A phase 3 clinical trial evaluating AstraZeneca's PARP inhibitor Lynparza (olaparib) as maintenance therapy in ovarian cancer demonstrated a pronounced extension in survival compared to placebo.

The trial established that the drug had significantly improved the progression-free survival (PFS) in ovarian cancer patients with germline BRCA-mutations (gBRCA) whose disease had relapsed, and had also failed to respond to platinum-based chemotherapy.

Patients were treated with 300mg of Lynparza tablets, taken twice daily during the trial. The oral poly ADP-ribose polymerase (PARP) inhibitor, Lynparza was studied as a maintenance monotherapy against placebo in the randomised, double-blind, multicentre phase 3 trial dubbed SOLO-2.

AstraZeneca chief medical officer and global medicines development executive vice president Sean Bohen said that the phase 3 results backed Lynparza’s potential benefit as a maintenance treatment for patients with relapsed ovarian cancer.

Bohen added: “The tablet formulation may offer patients a reduced pill burden for Lynparza and a safety profile that is generally consistent with previous trials. We will work with regulatory authorities to make Lynparza tablets available to patients as quickly as possible.”

AstraZeneca stated that Lynparza had cut down the risk of disease progression by 70% while increasing PFS to 19.1 months in comparison to placebo’s 5.5 months.

The company said a PFS of 30.2 months was noted in comparison to placebo’s 5.5 months going by the blinded independent central review.

The Phase III SOLO-2 trial also showed statistically-considerable benefit in time to second progression or death (PFS2) among patients subjected to Lynparza along with improvements in other important secondary endpoints, when compared to the patient group treated with placebo.

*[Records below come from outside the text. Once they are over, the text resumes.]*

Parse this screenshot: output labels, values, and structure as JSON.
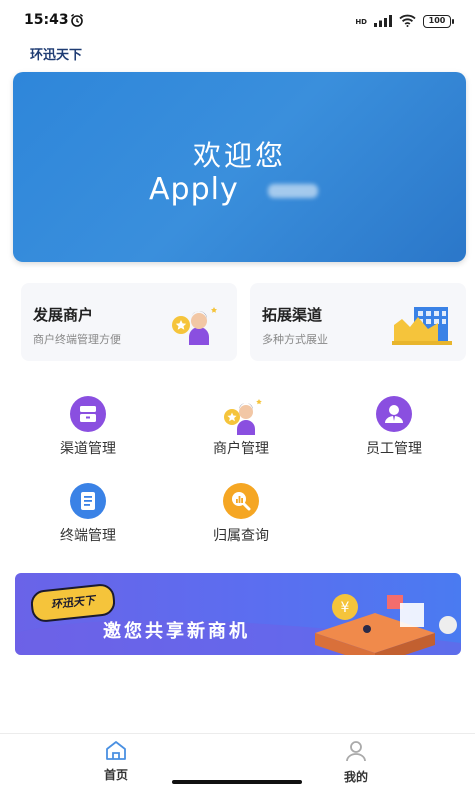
{
  "status_bar": {
    "time": "15:43",
    "network": "HD",
    "battery": "100"
  },
  "app": {
    "title": "环迅天下"
  },
  "hero": {
    "title": "欢迎您",
    "subtitle": "Apply"
  },
  "cards": [
    {
      "title": "发展商户",
      "desc": "商户终端管理方便",
      "icon": "merchant-person-icon"
    },
    {
      "title": "拓展渠道",
      "desc": "多种方式展业",
      "icon": "channel-building-icon"
    }
  ],
  "grid": [
    {
      "label": "渠道管理",
      "icon": "channel-manage-icon",
      "color": "#8a4fe0"
    },
    {
      "label": "商户管理",
      "icon": "merchant-manage-icon",
      "color": "#f5a623"
    },
    {
      "label": "员工管理",
      "icon": "staff-manage-icon",
      "color": "#8a4fe0"
    },
    {
      "label": "终端管理",
      "icon": "terminal-manage-icon",
      "color": "#3a82e6"
    },
    {
      "label": "归属查询",
      "icon": "ownership-query-icon",
      "color": "#f5a623"
    }
  ],
  "banner": {
    "badge": "环迅天下",
    "text": "邀您共享新商机"
  },
  "tabbar": [
    {
      "label": "首页",
      "icon": "home-icon",
      "active": true
    },
    {
      "label": "我的",
      "icon": "profile-icon",
      "active": false
    }
  ],
  "colors": {
    "hero_blue": "#2e86da",
    "brand_navy": "#1f3c73",
    "tab_active": "#4a90e2"
  }
}
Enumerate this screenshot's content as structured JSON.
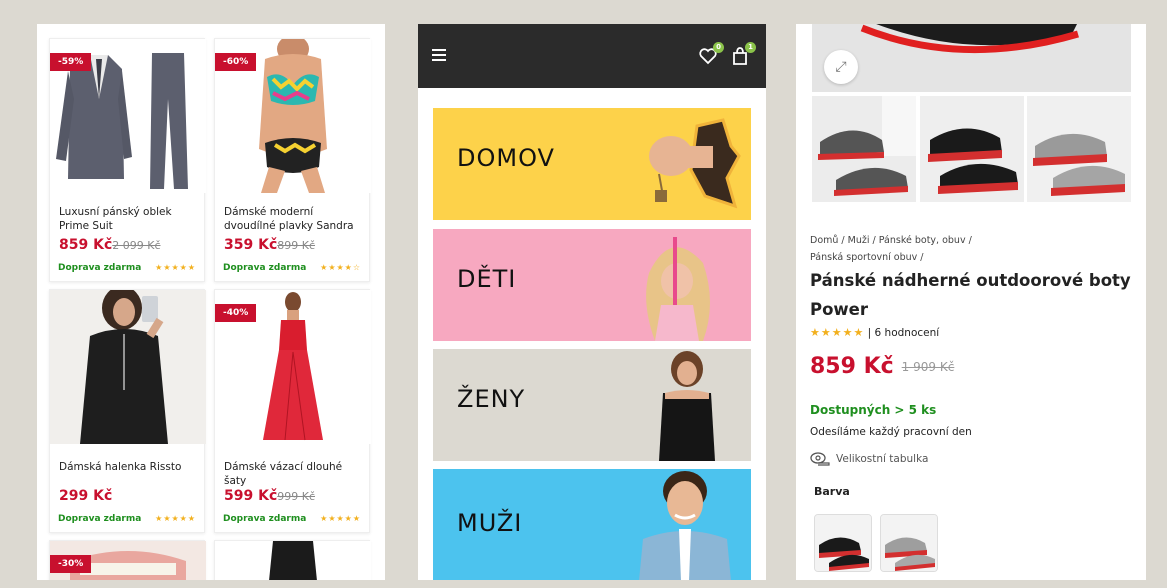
{
  "products": [
    {
      "badge": "-59%",
      "title": "Luxusní pánský oblek Prime Suit",
      "price": "859 Kč",
      "old_price": "2 099 Kč",
      "shipping": "Doprava zdarma",
      "stars": "★★★★★"
    },
    {
      "badge": "-60%",
      "title": "Dámské moderní dvoudílné plavky Sandra",
      "price": "359 Kč",
      "old_price": "899 Kč",
      "shipping": "Doprava zdarma",
      "stars": "★★★★☆"
    },
    {
      "badge": "",
      "title": "Dámská halenka Rissto",
      "price": "299 Kč",
      "old_price": "",
      "shipping": "Doprava zdarma",
      "stars": "★★★★★"
    },
    {
      "badge": "-40%",
      "title": "Dámské vázací dlouhé šaty",
      "price": "599 Kč",
      "old_price": "999 Kč",
      "shipping": "Doprava zdarma",
      "stars": "★★★★★"
    },
    {
      "badge": "-30%"
    }
  ],
  "header": {
    "wishlist_count": "0",
    "cart_count": "1"
  },
  "categories": [
    {
      "label": "DOMOV",
      "color": "#fdd24a"
    },
    {
      "label": "DĚTI",
      "color": "#f7a8c0"
    },
    {
      "label": "ŽENY",
      "color": "#dcd9d1"
    },
    {
      "label": "MUŽI",
      "color": "#4cc3ee"
    }
  ],
  "detail": {
    "breadcrumb_line1": "Domů / Muži / Pánské boty, obuv /",
    "breadcrumb_line2": "Pánská sportovní obuv /",
    "title": "Pánské nádherné outdoorové boty Power",
    "stars": "★★★★★",
    "rating_text": "| 6 hodnocení",
    "price": "859 Kč",
    "old_price": "1 909 Kč",
    "availability": "Dostupných > 5 ks",
    "shipping_note": "Odesíláme každý pracovní den",
    "size_chart": "Velikostní tabulka",
    "color_label": "Barva"
  }
}
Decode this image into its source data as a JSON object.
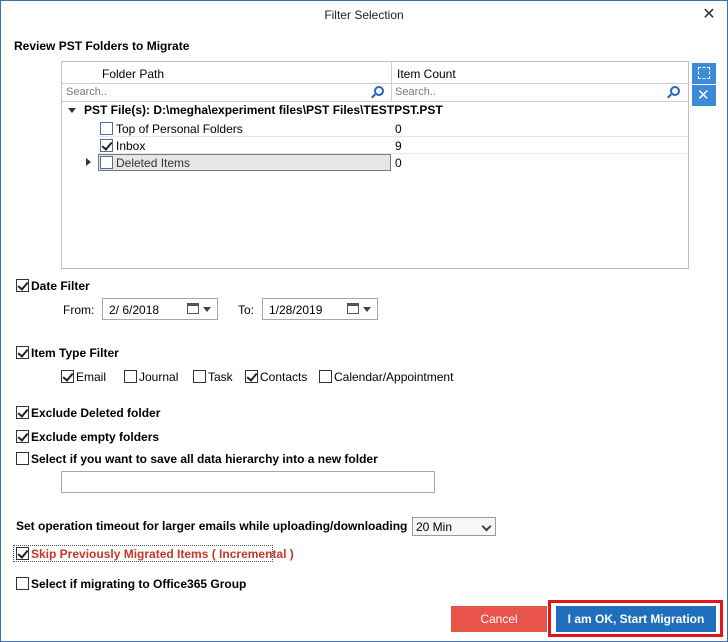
{
  "window": {
    "title": "Filter Selection",
    "close": "✕"
  },
  "review": {
    "heading": "Review PST Folders to Migrate",
    "columns": {
      "path": "Folder Path",
      "count": "Item Count"
    },
    "search_placeholder_path": "Search..",
    "search_placeholder_count": "Search..",
    "root": "PST File(s): D:\\megha\\experiment files\\PST Files\\TESTPST.PST",
    "rows": [
      {
        "label": "Top of Personal Folders",
        "count": "0",
        "checked": false
      },
      {
        "label": "Inbox",
        "count": "9",
        "checked": true
      },
      {
        "label": "Deleted Items",
        "count": "0",
        "checked": false
      }
    ]
  },
  "date_filter": {
    "label": "Date Filter",
    "checked": true,
    "from_label": "From:",
    "from": "2/  6/2018",
    "to_label": "To:",
    "to": "1/28/2019"
  },
  "item_type": {
    "label": "Item Type Filter",
    "checked": true,
    "options": [
      {
        "label": "Email",
        "checked": true
      },
      {
        "label": "Journal",
        "checked": false
      },
      {
        "label": "Task",
        "checked": false
      },
      {
        "label": "Contacts",
        "checked": true
      },
      {
        "label": "Calendar/Appointment",
        "checked": false
      }
    ]
  },
  "exclude_deleted": {
    "label": "Exclude Deleted folder",
    "checked": true
  },
  "exclude_empty": {
    "label": "Exclude empty folders",
    "checked": true
  },
  "save_hierarchy": {
    "label": "Select if you want to save all data hierarchy into a new folder",
    "checked": false,
    "value": ""
  },
  "timeout": {
    "label": "Set operation timeout for larger emails while uploading/downloading",
    "value": "20 Min"
  },
  "skip_migrated": {
    "label": "Skip Previously Migrated Items ( Incremental )",
    "checked": true,
    "color": "#c0392b"
  },
  "office365_group": {
    "label": "Select if migrating to Office365 Group",
    "checked": false
  },
  "buttons": {
    "cancel": "Cancel",
    "start": "I am OK, Start Migration"
  },
  "colors": {
    "accent": "#1f6fbd",
    "cancel": "#e8544a",
    "highlight": "#e3141c"
  }
}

AstraZeneca added further that Lynparza tablets in line with prior studies had demonstrated a safety profile. There was also a low incidence of haematological toxicity noted in the treatment with Lynparza as per AstraZeneca.

Lynparza’s mechanism is to exploit tumour DNA damage response (DDR) pathway deficiencies to selectively destroy cancer cells. The drug has approvals in Europe and the US for the treatment of BRCAm ovarian cancer in women.